I had dinner with a friend and headed home just as the sun was beginning to set. I live a bit outside of Atlanta and to get to my house you take a 4-lane road west for about 20 minutes. I happened to hit this road with the sky full of white clouds and the colors of sunset. Yesterday, was just like any other day.
The difference was in my perspective. I'm so often caught up in the troubles and worries of the day that I find myself just sitting and thinking in the quiet of my car, not really paying attention to the scenery around me. I'm engaged enough to drive safely, but mentally removed enough to get some productive thinking done. Today, was different.
I pulled myself out of my head, rolled the windows down, and turned on some music. Instead of focusing on a problem or planning ahead, I sat exactly where I was and let everything come to me. The sound of crickets ushering in warmer weather, the smell of fresh cut grass, the brush of the wind, and the colors of the sunset. It was beautiful.
Sitting in my car on the quiet roads I realized I was experiencing an ordinary moment becoming infinite.
Ordinary moments become infinite and beautiful when we stop to give the seemingly mundane the attention it deserves. I drive this road almost every day. It's a normal road surrounded by forests and hardly any construction. It almost feels like you're driving out in the middle of nowhere. There is nothing special about this stretch or it's surroundings, but tonight I realized just how beautiful my ordinary commute can be.

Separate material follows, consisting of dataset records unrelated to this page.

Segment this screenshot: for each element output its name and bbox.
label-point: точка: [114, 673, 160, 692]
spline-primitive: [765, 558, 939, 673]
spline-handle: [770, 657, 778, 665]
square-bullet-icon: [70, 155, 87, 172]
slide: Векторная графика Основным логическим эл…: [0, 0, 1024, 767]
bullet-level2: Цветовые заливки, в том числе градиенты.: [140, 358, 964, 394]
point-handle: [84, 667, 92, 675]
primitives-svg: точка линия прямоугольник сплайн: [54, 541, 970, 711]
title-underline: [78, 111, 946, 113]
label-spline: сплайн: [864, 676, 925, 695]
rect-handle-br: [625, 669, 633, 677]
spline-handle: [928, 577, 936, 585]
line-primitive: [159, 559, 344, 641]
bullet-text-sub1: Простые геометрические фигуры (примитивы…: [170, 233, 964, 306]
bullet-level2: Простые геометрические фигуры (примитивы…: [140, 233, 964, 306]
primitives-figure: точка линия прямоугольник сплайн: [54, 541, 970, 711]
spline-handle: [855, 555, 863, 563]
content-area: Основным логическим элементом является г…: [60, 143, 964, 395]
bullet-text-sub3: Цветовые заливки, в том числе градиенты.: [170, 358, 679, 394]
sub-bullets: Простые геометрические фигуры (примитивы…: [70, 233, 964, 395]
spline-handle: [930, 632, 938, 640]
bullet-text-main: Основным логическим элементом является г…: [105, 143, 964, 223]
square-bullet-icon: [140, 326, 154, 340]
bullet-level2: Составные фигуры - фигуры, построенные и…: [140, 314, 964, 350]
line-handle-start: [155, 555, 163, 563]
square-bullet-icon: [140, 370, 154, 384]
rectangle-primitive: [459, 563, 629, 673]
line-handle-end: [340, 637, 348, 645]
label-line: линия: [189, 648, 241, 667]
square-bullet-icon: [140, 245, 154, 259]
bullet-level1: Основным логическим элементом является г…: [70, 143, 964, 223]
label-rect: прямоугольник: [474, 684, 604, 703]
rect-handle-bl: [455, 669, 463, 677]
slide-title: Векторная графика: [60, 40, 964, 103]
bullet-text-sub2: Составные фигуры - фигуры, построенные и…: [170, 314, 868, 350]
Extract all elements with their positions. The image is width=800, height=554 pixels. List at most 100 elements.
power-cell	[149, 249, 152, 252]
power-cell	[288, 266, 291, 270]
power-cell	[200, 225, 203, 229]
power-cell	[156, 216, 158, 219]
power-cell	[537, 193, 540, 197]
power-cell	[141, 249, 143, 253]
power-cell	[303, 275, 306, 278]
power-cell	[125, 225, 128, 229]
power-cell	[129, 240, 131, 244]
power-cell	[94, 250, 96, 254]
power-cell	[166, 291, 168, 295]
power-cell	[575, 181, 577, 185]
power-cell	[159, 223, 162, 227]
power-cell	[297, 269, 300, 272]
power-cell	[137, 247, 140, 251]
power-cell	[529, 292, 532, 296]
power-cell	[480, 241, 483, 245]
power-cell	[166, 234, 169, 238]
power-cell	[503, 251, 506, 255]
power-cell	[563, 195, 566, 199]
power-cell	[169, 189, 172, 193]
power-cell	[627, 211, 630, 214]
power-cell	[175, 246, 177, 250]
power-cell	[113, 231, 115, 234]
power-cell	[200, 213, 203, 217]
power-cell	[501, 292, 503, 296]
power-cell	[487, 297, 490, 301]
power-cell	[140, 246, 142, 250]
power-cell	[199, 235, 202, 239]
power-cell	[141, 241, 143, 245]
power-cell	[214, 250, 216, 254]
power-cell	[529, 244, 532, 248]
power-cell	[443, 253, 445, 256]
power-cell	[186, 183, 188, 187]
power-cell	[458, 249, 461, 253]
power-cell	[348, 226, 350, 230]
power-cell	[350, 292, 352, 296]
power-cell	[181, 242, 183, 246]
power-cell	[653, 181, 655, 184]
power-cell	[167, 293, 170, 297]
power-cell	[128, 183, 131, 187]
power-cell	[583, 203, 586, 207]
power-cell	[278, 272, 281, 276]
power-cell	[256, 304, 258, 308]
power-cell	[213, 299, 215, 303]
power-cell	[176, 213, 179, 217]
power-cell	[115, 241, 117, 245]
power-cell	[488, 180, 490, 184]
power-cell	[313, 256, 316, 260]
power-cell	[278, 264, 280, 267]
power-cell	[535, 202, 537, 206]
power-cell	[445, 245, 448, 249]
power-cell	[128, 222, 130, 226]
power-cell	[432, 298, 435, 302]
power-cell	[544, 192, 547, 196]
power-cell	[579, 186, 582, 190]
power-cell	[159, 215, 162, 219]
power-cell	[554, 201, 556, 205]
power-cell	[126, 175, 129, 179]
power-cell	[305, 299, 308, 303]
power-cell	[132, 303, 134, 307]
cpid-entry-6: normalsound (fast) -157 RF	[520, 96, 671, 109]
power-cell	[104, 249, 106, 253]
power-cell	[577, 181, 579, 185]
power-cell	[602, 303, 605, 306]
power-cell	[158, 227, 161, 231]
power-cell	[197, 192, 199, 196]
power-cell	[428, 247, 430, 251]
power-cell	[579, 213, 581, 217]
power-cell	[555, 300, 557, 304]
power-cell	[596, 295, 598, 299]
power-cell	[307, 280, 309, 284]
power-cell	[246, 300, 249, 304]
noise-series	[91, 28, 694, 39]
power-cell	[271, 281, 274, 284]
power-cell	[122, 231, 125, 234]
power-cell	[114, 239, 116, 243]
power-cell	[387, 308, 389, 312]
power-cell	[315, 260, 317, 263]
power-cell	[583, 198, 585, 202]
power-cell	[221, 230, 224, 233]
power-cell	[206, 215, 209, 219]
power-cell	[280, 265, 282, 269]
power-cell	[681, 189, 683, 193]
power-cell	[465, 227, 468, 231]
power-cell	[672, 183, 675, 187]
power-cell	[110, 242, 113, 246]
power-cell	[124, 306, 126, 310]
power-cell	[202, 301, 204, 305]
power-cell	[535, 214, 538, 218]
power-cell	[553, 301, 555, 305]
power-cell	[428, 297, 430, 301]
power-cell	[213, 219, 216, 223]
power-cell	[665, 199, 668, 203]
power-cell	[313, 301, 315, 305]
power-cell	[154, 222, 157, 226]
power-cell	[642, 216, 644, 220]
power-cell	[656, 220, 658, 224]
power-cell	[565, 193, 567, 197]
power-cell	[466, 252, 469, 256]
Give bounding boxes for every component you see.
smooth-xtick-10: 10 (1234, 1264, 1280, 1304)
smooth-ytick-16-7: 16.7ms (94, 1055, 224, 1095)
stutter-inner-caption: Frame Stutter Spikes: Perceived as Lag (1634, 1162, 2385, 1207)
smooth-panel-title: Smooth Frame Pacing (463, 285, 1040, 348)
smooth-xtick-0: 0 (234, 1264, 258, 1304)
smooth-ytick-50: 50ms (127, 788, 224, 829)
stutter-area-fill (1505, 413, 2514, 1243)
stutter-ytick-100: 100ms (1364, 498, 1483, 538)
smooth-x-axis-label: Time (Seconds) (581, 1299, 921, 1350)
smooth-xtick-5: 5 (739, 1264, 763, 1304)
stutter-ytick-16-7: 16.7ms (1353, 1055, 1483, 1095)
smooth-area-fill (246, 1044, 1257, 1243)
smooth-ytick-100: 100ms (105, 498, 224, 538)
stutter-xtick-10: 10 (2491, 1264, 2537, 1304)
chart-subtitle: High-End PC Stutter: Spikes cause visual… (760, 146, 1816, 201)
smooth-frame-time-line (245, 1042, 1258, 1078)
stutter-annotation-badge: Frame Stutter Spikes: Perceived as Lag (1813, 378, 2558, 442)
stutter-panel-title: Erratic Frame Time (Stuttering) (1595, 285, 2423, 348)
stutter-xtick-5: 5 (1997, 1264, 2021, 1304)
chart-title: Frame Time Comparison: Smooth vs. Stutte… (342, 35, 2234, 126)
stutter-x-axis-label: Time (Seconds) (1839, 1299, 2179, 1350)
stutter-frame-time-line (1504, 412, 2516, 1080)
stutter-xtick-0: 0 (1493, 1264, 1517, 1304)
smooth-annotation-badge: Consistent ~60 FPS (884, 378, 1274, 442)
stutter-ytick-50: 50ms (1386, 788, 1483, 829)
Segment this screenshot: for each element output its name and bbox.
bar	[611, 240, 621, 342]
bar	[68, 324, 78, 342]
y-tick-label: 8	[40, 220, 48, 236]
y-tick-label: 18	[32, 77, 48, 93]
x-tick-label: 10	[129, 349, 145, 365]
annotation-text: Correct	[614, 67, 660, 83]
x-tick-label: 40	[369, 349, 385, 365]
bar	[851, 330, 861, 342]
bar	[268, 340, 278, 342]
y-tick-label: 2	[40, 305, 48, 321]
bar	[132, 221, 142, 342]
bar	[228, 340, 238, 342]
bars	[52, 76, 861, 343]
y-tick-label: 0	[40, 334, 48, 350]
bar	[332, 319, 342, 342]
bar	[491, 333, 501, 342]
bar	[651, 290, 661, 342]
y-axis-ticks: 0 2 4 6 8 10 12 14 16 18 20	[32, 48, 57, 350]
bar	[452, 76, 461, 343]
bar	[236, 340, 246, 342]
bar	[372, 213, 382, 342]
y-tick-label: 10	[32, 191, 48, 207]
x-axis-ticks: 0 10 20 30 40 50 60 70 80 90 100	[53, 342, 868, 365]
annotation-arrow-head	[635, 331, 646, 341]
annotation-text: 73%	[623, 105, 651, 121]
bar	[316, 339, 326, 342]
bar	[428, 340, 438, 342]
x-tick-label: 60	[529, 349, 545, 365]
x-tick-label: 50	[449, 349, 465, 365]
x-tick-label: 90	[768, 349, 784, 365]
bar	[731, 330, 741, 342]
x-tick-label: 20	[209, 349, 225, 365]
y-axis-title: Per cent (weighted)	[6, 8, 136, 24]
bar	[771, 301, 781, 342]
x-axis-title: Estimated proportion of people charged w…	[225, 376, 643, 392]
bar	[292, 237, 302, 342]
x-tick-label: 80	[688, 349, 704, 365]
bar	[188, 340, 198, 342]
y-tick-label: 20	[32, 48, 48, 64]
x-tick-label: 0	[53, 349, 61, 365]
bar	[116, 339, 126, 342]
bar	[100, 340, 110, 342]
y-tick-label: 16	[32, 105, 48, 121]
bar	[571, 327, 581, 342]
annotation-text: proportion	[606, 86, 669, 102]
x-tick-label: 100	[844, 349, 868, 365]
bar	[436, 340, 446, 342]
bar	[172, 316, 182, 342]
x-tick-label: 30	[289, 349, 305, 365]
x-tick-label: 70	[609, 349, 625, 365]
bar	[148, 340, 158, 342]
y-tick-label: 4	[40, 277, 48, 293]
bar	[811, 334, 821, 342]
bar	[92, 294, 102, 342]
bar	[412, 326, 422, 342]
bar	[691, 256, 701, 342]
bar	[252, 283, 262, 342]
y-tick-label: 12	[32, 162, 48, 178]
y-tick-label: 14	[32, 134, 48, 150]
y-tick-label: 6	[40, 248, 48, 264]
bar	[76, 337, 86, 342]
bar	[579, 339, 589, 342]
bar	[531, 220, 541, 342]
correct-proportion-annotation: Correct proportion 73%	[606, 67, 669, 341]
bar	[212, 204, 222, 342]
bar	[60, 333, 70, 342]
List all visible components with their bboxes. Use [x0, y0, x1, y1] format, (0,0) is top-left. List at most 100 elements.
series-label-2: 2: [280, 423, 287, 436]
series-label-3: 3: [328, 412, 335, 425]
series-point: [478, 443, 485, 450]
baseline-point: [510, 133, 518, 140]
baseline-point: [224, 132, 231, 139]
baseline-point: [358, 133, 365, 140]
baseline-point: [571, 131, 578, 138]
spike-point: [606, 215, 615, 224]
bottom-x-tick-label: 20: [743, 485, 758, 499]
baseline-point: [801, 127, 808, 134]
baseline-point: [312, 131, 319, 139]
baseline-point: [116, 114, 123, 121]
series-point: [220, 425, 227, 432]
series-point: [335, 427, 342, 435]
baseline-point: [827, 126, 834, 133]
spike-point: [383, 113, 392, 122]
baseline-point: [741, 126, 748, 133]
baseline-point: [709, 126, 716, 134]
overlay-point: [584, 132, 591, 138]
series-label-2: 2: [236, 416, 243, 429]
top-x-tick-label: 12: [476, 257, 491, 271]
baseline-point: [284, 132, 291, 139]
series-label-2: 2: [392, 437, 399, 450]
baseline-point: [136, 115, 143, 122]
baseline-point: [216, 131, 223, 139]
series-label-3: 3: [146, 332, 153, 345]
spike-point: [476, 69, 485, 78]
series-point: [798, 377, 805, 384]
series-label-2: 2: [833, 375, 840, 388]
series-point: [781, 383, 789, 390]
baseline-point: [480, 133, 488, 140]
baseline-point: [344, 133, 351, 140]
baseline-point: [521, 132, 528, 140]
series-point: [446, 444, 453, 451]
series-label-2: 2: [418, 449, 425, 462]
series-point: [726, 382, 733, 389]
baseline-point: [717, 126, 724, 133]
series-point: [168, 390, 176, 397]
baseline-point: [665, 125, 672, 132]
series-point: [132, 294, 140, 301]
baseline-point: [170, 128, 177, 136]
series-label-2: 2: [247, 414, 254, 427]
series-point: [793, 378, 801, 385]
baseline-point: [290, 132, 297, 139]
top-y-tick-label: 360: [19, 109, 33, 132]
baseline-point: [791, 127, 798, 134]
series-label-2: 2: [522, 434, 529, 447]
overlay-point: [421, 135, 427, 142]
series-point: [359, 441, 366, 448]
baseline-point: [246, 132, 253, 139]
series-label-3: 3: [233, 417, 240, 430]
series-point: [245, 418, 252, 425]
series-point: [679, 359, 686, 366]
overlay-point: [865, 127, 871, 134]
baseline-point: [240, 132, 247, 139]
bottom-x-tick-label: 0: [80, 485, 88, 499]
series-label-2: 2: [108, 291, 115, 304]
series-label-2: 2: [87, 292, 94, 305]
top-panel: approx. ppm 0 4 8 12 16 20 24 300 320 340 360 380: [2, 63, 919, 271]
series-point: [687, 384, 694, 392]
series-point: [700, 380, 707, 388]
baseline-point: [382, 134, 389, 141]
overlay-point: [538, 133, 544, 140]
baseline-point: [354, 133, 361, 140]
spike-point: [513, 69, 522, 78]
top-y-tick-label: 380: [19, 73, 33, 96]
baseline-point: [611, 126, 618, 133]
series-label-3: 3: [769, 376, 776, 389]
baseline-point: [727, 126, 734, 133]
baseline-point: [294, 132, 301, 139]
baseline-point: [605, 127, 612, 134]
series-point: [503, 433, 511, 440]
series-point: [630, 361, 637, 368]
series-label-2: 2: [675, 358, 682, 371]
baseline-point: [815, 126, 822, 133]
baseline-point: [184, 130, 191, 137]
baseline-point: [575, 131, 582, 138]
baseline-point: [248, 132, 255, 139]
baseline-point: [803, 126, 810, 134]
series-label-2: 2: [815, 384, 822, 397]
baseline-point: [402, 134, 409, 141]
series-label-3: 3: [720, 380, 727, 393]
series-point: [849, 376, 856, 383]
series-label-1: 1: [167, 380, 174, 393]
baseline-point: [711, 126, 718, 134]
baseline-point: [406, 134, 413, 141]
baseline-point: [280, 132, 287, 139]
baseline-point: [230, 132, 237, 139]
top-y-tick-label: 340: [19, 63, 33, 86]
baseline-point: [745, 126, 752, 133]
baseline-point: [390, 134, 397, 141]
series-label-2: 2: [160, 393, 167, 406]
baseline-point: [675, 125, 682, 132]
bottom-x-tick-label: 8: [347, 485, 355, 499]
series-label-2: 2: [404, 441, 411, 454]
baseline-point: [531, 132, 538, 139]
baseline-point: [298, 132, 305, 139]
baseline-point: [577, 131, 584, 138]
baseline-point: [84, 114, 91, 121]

In fact, I know that when I'm old and thinking back on my life, driving down this ordinary road will be part of the definition of this season of my life. I'm sure I will have fond memories to look back on and driving down this road at dusk will always be with me. It will rank right up there with memories like the laughter of my college roommates, the oppressive heat and sweat of playing basketball outdoors in the summer, the loving smile and captivating eyes of my wife, the voice of my future children, and the sight of my dog spinning in circles of excitement because I'm home. The power of the present and reveling in the beauty of the world around us is profound and lingering. I wish I spent more time in these moments than worrying about paying bills or how to solve a problem at work.
Let's have more ordinary, infinite moments and less stress. It's without a doubt a better way to live.